Yesterday, Glenn Greenwald made an international incident out of the fact that his partner was detained in London's Heathrow airport for questioning. But in a comical twist only Greenwald can tie himself into, Greenwald can't seem to settle on whether in this trip, his partner was his errand boy or just an uninvolved person. On the one hand, Greenwald's tirade against the British authorities mentions:
“This is obviously a serious, radical escalation of what they are doing. He is my partner. He is not even a journalist.
Well, neither is Glenn, but I digress. So on the one hand, Greenwald's partner, David Miranda, is an uninvolved bi-stander. But on the other Miranda was not just Greenwald's partner but his partner in crime who was carrying documents on his trip to Berlin for Laura Poitras, Greenwald's colleague in reporting the Snowden stories. The Guardian - Greenwald's employer - paid for the trip.

And that, fellow traveler, brings us to what could be the real reason Greenwald and his employer are trying to make this an international incident and concentrating fire on the British authorities. In public, they may be focusing on the fact of the detention, but in private, they are soiling their undergarments not over the detention itself, but over this:
David Miranda, the partner of Guardian reporter Glenn Greenwald, was held for nearly the maximum time authorities are allowed to detain individuals under the Terrorism Act’s Schedule 7, which authorizes security agencies to stop and question people at borders. Greenwald said Miranda’s cellphone, laptops and memory sticks were confiscated.
Now, Greenwald of course claims that this was a blatant attempt to intimidate journalism. Except, what if it wasn't?
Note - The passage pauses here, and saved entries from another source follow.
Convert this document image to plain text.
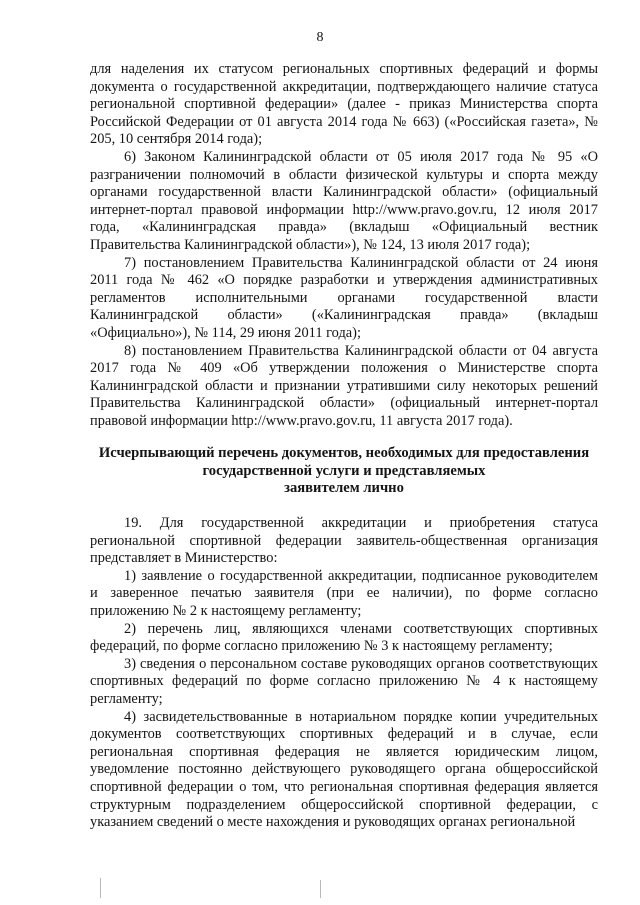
8

для наделения их статусом региональных спортивных федераций и формы документа о государственной аккредитации, подтверждающего наличие статуса региональной спортивной федерации» (далее - приказ Министерства спорта Российской Федерации от 01 августа 2014 года № 663) («Российская газета», № 205, 10 сентября 2014 года);

6) Законом Калининградской области от 05 июля 2017 года № 95 «О разграничении полномочий в области физической культуры и спорта между органами государственной власти Калининградской области» (официальный интернет-портал правовой информации http://www.pravo.gov.ru, 12 июля 2017 года, «Калининградская правда» (вкладыш «Официальный вестник Правительства Калининградской области»), № 124, 13 июля 2017 года);

7) постановлением Правительства Калининградской области от 24 июня 2011 года № 462 «О порядке разработки и утверждения административных регламентов исполнительными органами государственной власти Калининградской области» («Калининградская правда» (вкладыш «Официально»), № 114, 29 июня 2011 года);

8) постановлением Правительства Калининградской области от 04 августа 2017 года № 409 «Об утверждении положения о Министерстве спорта Калининградской области и признании утратившими силу некоторых решений Правительства Калининградской области» (официальный интернет-портал правовой информации http://www.pravo.gov.ru, 11 августа 2017 года).

Исчерпывающий перечень документов, необходимых для предоставления

государственной услуги и представляемых

заявителем лично

19. Для государственной аккредитации и приобретения статуса региональной спортивной федерации заявитель-общественная организация представляет в Министерство:

1) заявление о государственной аккредитации, подписанное руководителем и заверенное печатью заявителя (при ее наличии), по форме согласно приложению № 2 к настоящему регламенту;

2) перечень лиц, являющихся членами соответствующих спортивных федераций, по форме согласно приложению № 3 к настоящему регламенту;

3) сведения о персональном составе руководящих органов соответствующих спортивных федераций по форме согласно приложению № 4 к настоящему регламенту;

4) засвидетельствованные в нотариальном порядке копии учредительных документов соответствующих спортивных федераций и в случае, если региональная спортивная федерация не является юридическим лицом, уведомление постоянно действующего руководящего органа общероссийской спортивной федерации о том, что региональная спортивная федерация является структурным подразделением общероссийской спортивной федерации, с указанием сведений о месте нахождения и руководящих органах региональной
What if the equipment seized contains evidence of criminal activity?

Huh? Whacha talkin' 'bout, Mister? Follow me.

Back in June, Greenwald backpedaled ferociously on an important story: after bragging about how he had been working with Snowden since February (i.e. before Snowden took the latest job from which he stole the classified data), he suddenly insisted that he didn't even know Snowden's name till May. At that time, I pointed out a distinct possibility as a reason for this ferocious backtracking: if it's true that he had been working with Snowden since February, one could legitimately raise the issue of whether the information Snowden obtained was gathered on Snowden's own initiative or instigated by Glenn Greenwald and/or Laura Poitras.
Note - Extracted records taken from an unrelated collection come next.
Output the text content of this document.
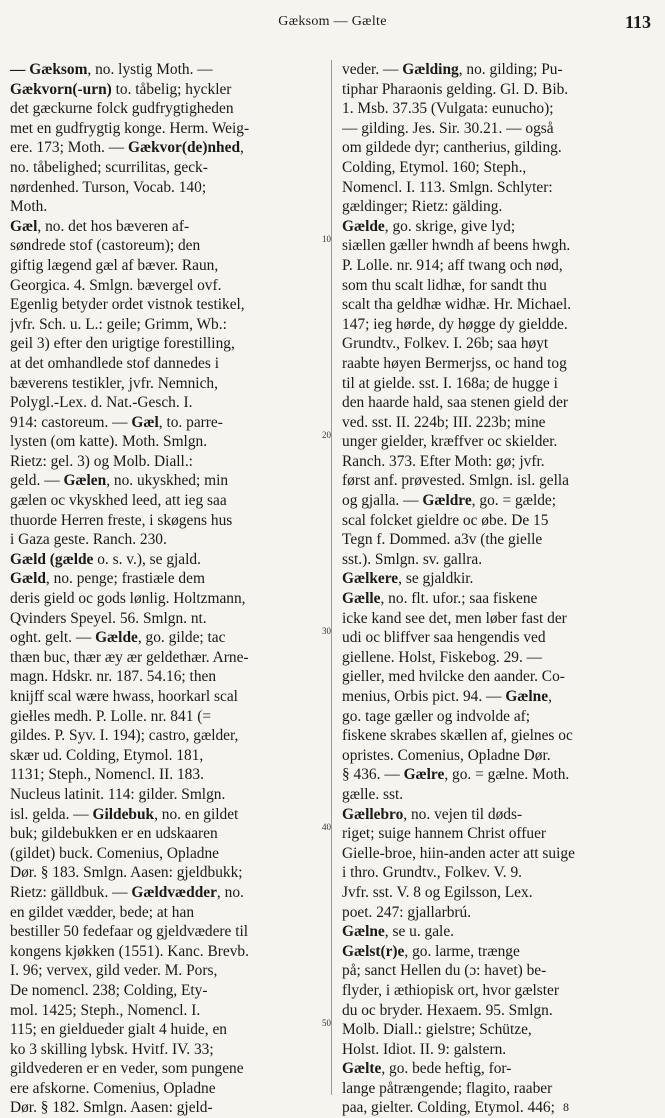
Gæksom — Gælte	113
— Gæksom, no. lystig Moth. —
Gækvorn(-urn) to. tåbelig; hyckler
det gæckurne folck gudfrygtigheden
met en gudfrygtig konge. Herm. Weig-
ere. 173; Moth. — Gækvor(de)nhed,
no. tåbelighed; scurrilitas, geck-
nørdenhed. Turson, Vocab. 140;
Moth.
Gæl, no. det hos bæveren af-
søndrede stof (castoreum); den
giftig lægend gæl af bæver. Raun,
Georgica. 4. Smlgn. bævergel ovf.
Egenlig betyder ordet vistnok testikel,
jvfr. Sch. u. L.: geile; Grimm, Wb.:
geil 3) efter den urigtige forestilling,
at det omhandlede stof dannedes i
bæverens testikler, jvfr. Nemnich,
Polygl.-Lex. d. Nat.-Gesch. I.
914: castoreum. — Gæl, to. parre-
lysten (om katte). Moth. Smlgn.
Rietz: gel. 3) og Molb. Diall.:
geld. — Gælen, no. ukyskhed; min
gælen oc vkyskhed leed, att ieg saa
thuorde Herren freste, i skøgens hus
i Gaza geste. Ranch. 230.
Gæld (gælde o. s. v.), se gjald.
Gæld, no. penge; frastiæle dem
deris gield oc gods lønlig. Holtzmann,
Qvinders Speyel. 56. Smlgn. nt.
oght. gelt. — Gælde, go. gilde; tac
thæn buc, thær æy ær geldethær. Arne-
magn. Hdskr. nr. 187. 54.16; then
knijff scal wære hwass, hoorkarl scal
giełles medh. P. Lolle. nr. 841 (=
gildes. P. Syv. I. 194); castro, gælder,
skær ud. Colding, Etymol. 181,
1131; Steph., Nomencl. II. 183.
Nucleus latinit. 114: gilder. Smlgn.
isl. gelda. — Gildebuk, no. en gildet
buk; gildebukken er en udskaaren
(gildet) buck. Comenius, Opladne
Dør. § 183. Smlgn. Aasen: gjeldbukk;
Rietz: gälldbuk. — Gældvædder, no.
en gildet vædder, bede; at han
bestiller 50 fedefaar og gjeldvædere til
kongens kjøkken (1551). Kanc. Brevb.
I. 96; vervex, gild veder. M. Pors,
De nomencl. 238; Colding, Ety-
mol. 1425; Steph., Nomencl. I.
115; en gieldueder gialt 4 huide, en
ko 3 skilling lybsk. Hvitf. IV. 33;
gildvederen er en veder, som pungene
ere afskorne. Comenius, Opladne
Dør. § 182. Smlgn. Aasen: gjeld-
veder. — Gælding, no. gilding; Pu-
tiphar Pharaonis gelding. Gl. D. Bib.
1. Msb. 37.35 (Vulgata: eunucho);
— gilding. Jes. Sir. 30.21. — også
om gildede dyr; cantherius, gilding.
Colding, Etymol. 160; Steph.,
Nomencl. I. 113. Smlgn. Schlyter:
gældinger; Rietz: gälding.
Gælde, go. skrige, give lyd;
siællen gæller hwndh af beens hwgh.
P. Lolle. nr. 914; aff twang och nød,
som thu scalt lidhæ, for sandt thu
scalt tha geldhæ widhæ. Hr. Michael.
147; ieg hørde, dy høgge dy gieldde.
Grundtv., Folkev. I. 26b; saa høyt
raabte høyen Bermerjss, oc hand tog
til at gielde. sst. I. 168a; de hugge i
den haarde hald, saa stenen gield der
ved. sst. II. 224b; III. 223b; mine
unger gielder, kræffver oc skielder.
Ranch. 373. Efter Moth: gø; jvfr.
først anf. prøvested. Smlgn. isl. gella
og gjalla. — Gældre, go. = gælde;
scal folcket gieldre oc øbe. De 15
Tegn f. Dommed. a3v (the gielle
sst.). Smlgn. sv. gallra.
Gælkere, se gjaldkir.
Gælle, no. flt. ufor.; saa fiskene
icke kand see det, men løber fast der
udi oc bliffver saa hengendis ved
giellene. Holst, Fiskebog. 29. —
gieller, med hvilcke den aander. Co-
menius, Orbis pict. 94. — Gælne,
go. tage gæller og indvolde af;
fiskene skrabes skællen af, gielnes oc
opristes. Comenius, Opladne Dør.
§ 436. — Gælre, go. = gælne. Moth.
gælle. sst.
Gællebro, no. vejen til døds-
riget; suige hannem Christ offuer
Gielle-broe, hiin-anden acter att suige
i thro. Grundtv., Folkev. V. 9.
Jvfr. sst. V. 8 og Egilsson, Lex.
poet. 247: gjallarbrú.
Gælne, se u. gale.
Gælst(r)e, go. larme, trænge
på; sanct Hellen du (ɔ: havet) be-
flyder, i æthiopisk ort, hvor gælster
du oc bryder. Hexaem. 95. Smlgn.
Molb. Diall.: gielstre; Schütze,
Holst. Idiot. II. 9: galstern.
Gælte, go. bede heftig, for-
lange påtrængende; flagito, raaber
paa, gielter. Colding, Etymol. 446;
10
20
30
40
50
8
Greenwald isn't the sharpest lawyer you'll ever meet, but he's nonetheless a lawyer. He knew the clear implications of that line. If he, his cohort or his employer had any role in instigating the theft of US national security documents, he would go from being a reporter immune from prosecution under the first amendment to an accessory to espionage and theft, and no law or Constitutional amendment would cover his behind.

One person - that we knew of - knows the answer to that question, of course, and that's Edward Snowden, who is now been granted asylum by the bastion of free press and transparent government that is Vladimir Putin's Russia. At the time, I had assumed that without Snowden spilling the beans, it would be difficult to meet the legal standard of proof it would take to nab Greenwald.
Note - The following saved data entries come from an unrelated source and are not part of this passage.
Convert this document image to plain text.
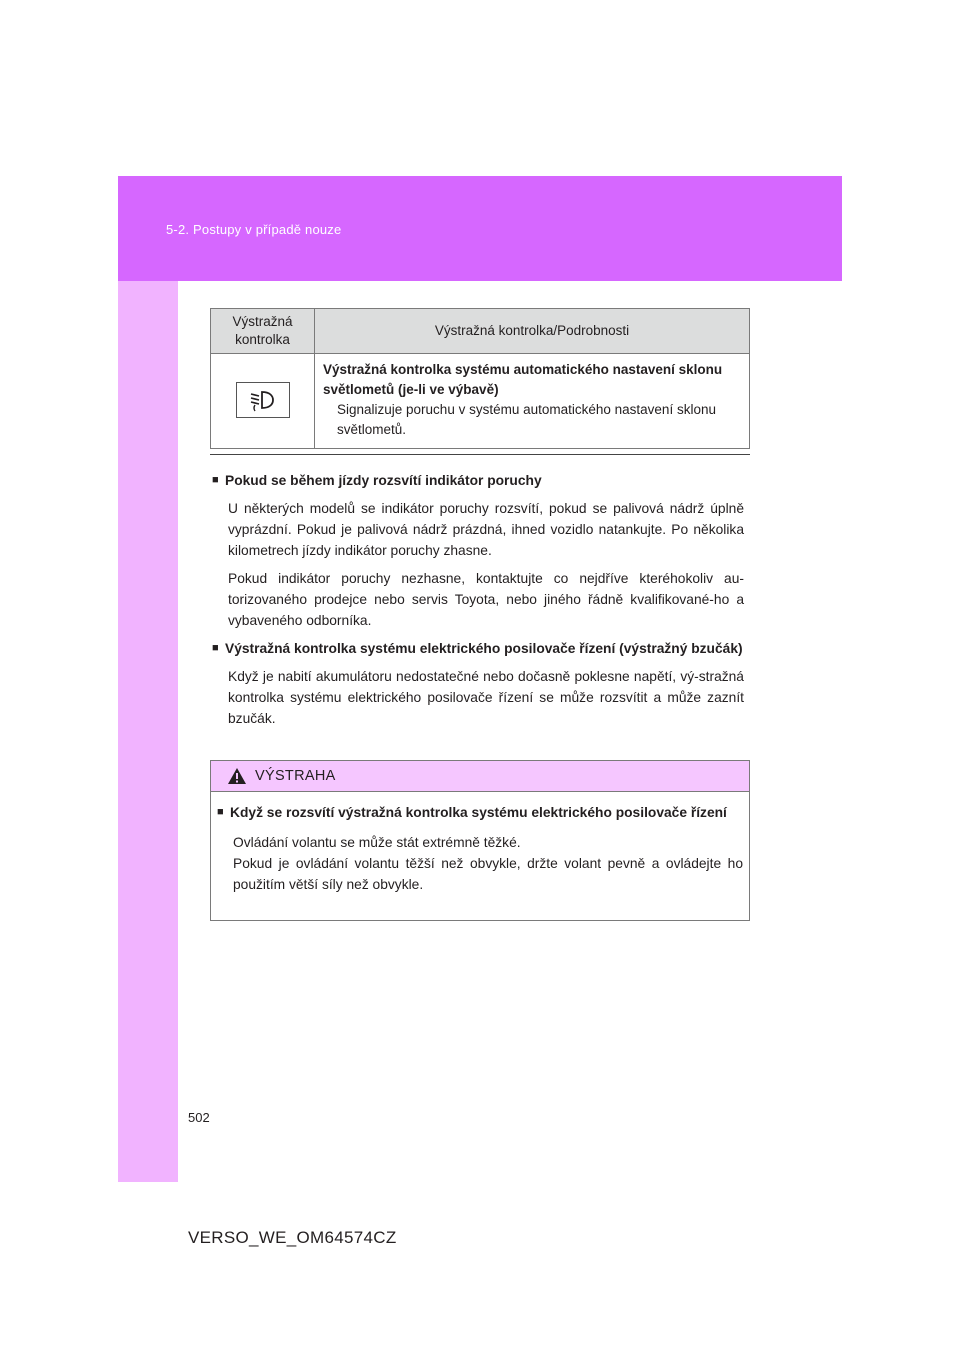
5-2. Postupy v případě nouze
Výstražná kontrolka	Výstražná kontrolka/Podrobnosti

Výstražná kontrolka systému automatického nastavení sklonu světlometů (je-li ve výbavě)
Signalizuje poruchu v systému automatického nastavení sklonu světlometů.
■ Pokud se během jízdy rozsvítí indikátor poruchy

U některých modelů se indikátor poruchy rozsvítí, pokud se palivová nádrž úplně vyprázdní. Pokud je palivová nádrž prázdná, ihned vozidlo natankujte. Po několika kilometrech jízdy indikátor poruchy zhasne.

Pokud indikátor poruchy nezhasne, kontaktujte co nejdříve kteréhokoliv au-torizovaného prodejce nebo servis Toyota, nebo jiného řádně kvalifikované-ho a vybaveného odborníka.

■ Výstražná kontrolka systému elektrického posilovače řízení (výstražný bzučák)

Když je nabití akumulátoru nedostatečné nebo dočasně poklesne napětí, vý-stražná kontrolka systému elektrického posilovače řízení se může rozsvítit a může zaznít bzučák.

VÝSTRAHA
■ Když se rozsvítí výstražná kontrolka systému elektrického posilovače řízení

Ovládání volantu se může stát extrémně těžké.
Pokud je ovládání volantu těžší než obvykle, držte volant pevně a ovládejte ho použitím větší síly než obvykle.

502
VERSO_WE_OM64574CZ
But imagine a scenario under which - through intelligence gathering operations - the US and/or the UK government has found sources to corroborate that exact story. Imagine a scenario in which intelligence has found evidence to link Greenwald as an instigator to Mr. Snowden's crime rather than just a reporter, and the detention and questioning of Mr. Miranda and confiscation of his equipment was in fact to gather physical evidence to prove this crime. If that's the case, it wouldn't be any wonder that Greenwald would be very, very worried.

And if that's the case - if the British and American intelligence is closing in on just what (more precisely who) made Edward Snowden do what he did, and just who helped him plan his escape, and the evidence points to Glenn Greenwald - then of course, the detention of Mr. Miranda is in fact part of a criminal and terrorism investigation, and not, as Greenwald would like you to believe, an attempt to intimidate journalists.

Of course, no one but the British authorities really know exactly why they detained Miranda. Even if this is the case, there is no guarantee that what was confiscated would actually produce evidence strong enough to use in a criminal case against Greenwald or his associate(s). It could also be that the British simply got news that Greenwald's partner may be traveling with stolen property (classified documents from the US government). And yes, admittedly, as I outlined in my June piece, I am rather convinced - based on circumstantial evidence and logic - that Greenwald's role in this whole affair is more than just that of a reporter, so I leave it up to the reader to decide how likely one believes the above scenario to be. But at the very least, there is no reason to jump to Greenwald's preferred conclusion that it was an attempt to intimidate anyone rather than aiding the investigation of espionage.